My suggestion would be to first try and carry on with the pipeline regardless, alternatively use OrthoMCL instead, or swap Orthofinder for a newer version, or split up your analysis based on phylogenetic information - perhaps based on the orthologs you have already identified.

If you find out what the issue is or work around, it would be great if you could post it here - apologies for not having more advice on this one.

pcampiteli commented 6 months ago

the 35 species analysis is a pangenome like analysis, and yes its a lot.. But I'm conducting other analyses with less genomes.
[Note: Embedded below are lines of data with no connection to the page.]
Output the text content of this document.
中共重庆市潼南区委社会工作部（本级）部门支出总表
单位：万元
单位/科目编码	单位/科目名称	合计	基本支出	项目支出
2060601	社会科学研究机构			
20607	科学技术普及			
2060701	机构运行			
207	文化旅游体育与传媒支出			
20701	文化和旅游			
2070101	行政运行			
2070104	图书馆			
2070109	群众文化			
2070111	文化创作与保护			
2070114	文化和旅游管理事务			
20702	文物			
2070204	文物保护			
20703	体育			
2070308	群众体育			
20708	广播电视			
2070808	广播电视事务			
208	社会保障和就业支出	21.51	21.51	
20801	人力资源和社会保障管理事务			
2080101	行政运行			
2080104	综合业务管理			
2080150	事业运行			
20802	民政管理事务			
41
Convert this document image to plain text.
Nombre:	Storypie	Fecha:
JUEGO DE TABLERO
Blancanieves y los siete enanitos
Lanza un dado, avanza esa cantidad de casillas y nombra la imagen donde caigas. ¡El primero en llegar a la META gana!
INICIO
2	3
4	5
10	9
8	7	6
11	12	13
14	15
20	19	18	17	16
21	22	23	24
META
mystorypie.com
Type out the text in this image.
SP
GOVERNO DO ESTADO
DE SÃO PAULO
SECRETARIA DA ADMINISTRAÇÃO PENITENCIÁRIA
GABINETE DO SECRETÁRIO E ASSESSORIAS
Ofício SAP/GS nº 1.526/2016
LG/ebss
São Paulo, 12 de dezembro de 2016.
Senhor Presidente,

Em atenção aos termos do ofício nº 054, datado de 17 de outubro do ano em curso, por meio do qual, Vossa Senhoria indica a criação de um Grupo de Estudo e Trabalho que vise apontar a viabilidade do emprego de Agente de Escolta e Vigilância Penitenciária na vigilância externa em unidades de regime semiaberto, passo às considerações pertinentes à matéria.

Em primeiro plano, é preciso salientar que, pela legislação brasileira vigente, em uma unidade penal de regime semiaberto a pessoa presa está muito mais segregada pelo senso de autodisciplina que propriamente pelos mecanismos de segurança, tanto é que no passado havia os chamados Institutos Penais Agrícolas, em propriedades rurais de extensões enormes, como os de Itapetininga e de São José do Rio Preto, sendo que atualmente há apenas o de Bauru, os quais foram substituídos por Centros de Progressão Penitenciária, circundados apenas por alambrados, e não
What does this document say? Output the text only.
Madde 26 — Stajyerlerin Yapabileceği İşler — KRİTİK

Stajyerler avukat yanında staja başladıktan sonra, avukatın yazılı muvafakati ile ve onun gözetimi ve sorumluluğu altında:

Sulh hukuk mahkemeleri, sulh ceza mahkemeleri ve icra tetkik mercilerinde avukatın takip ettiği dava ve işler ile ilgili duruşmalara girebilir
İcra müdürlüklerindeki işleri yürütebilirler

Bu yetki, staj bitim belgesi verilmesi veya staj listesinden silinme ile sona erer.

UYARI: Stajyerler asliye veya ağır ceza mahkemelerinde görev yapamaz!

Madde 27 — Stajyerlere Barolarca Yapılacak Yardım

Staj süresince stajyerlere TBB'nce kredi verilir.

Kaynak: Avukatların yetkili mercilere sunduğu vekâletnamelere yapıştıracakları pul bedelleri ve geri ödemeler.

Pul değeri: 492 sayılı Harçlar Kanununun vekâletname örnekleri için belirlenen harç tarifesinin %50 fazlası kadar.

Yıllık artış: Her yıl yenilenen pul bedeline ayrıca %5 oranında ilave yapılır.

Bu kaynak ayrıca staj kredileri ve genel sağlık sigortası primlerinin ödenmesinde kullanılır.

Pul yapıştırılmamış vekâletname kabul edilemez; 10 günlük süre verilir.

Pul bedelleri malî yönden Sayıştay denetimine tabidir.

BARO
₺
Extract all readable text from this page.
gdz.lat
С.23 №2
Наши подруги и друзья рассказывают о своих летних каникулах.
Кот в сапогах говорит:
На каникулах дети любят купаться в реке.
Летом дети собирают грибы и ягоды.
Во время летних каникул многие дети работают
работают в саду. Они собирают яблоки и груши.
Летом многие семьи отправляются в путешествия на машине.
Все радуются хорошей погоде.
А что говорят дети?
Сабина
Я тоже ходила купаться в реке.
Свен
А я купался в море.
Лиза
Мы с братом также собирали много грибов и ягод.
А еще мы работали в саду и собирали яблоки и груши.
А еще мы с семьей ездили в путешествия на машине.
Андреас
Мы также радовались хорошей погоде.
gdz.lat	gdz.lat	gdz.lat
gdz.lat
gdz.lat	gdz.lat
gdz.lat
All of them I able to finish the synima pipeline anaysis, but as I mentioned some are facing this orthofinder issue. The orhoMLC works but I'm interested in the orthofinder outputs. Its more reliable to stablish orthology and gives me other relevant information I'm using in my analysis. In the log it is possible to view that this is the main issue in my analysis. And I need to check the script lines to understand what is going on. My mais issue is that the orhtofinder script in the support scripts folder is .linux and opens a file that isn't human redable.

"Running Orthofinder... Traceback (most recent call last): File "orthofinder/orthofinder.py", line 1610, in File "orthofinder/orthofinder.py", line 1429, in GetOrthologues File "orthofinder/scripts/orthologues.py", line 1097, in OrthologuesWorkflow File "orthofinder/scripts/stride.py", line 505, in GetRoot File "multiprocessing/pool.py", line 250, in map File "multiprocessing/pool.py", line 554, in get scripts.newick.NewickError: Unexisting tree file or Malformed newick tree structure. Failed to execute script orthofinder " with that said, I must say that I'm not that great in python scripting so this question maybe dumb, how do I change the orthofinder version? I have 2.5.4 installed in my conda environment, perhaps I just need to change the line in the script that call for the orthofinder? In my conda env, the orthofinder is already in the path.

Right now, I'll try to make a parallel orthofinder analysis without using the synima pipeline and check if the same thing happens.

Thanks for your reply, I'll do my best to understand the matter and come back with answers

rhysf commented 6 months ago

Hi @pcampiteli The conda version you have is probably not being called, and instead the /util/support_scripts/orthofinder.Linux

The version included in Synima currently is 2.2.7, while the most up to date version is 2.5.5 and found here:

https://github.com/davidemms/OrthoFinder/releases/tag/2.5.5/ OrthoFinder.tar.gz

If you install that and get that working, and then copy it to the Synima folder under the same name - you'll be running the newer version, which could be worth trying. Otherwise, this looks like an issue you'd have to log in the Orthofinder issues found here: https://github.com/davidemms/OrthoFinder/issues

If you do find a reason from the authors of OrthoFinder, please let me know.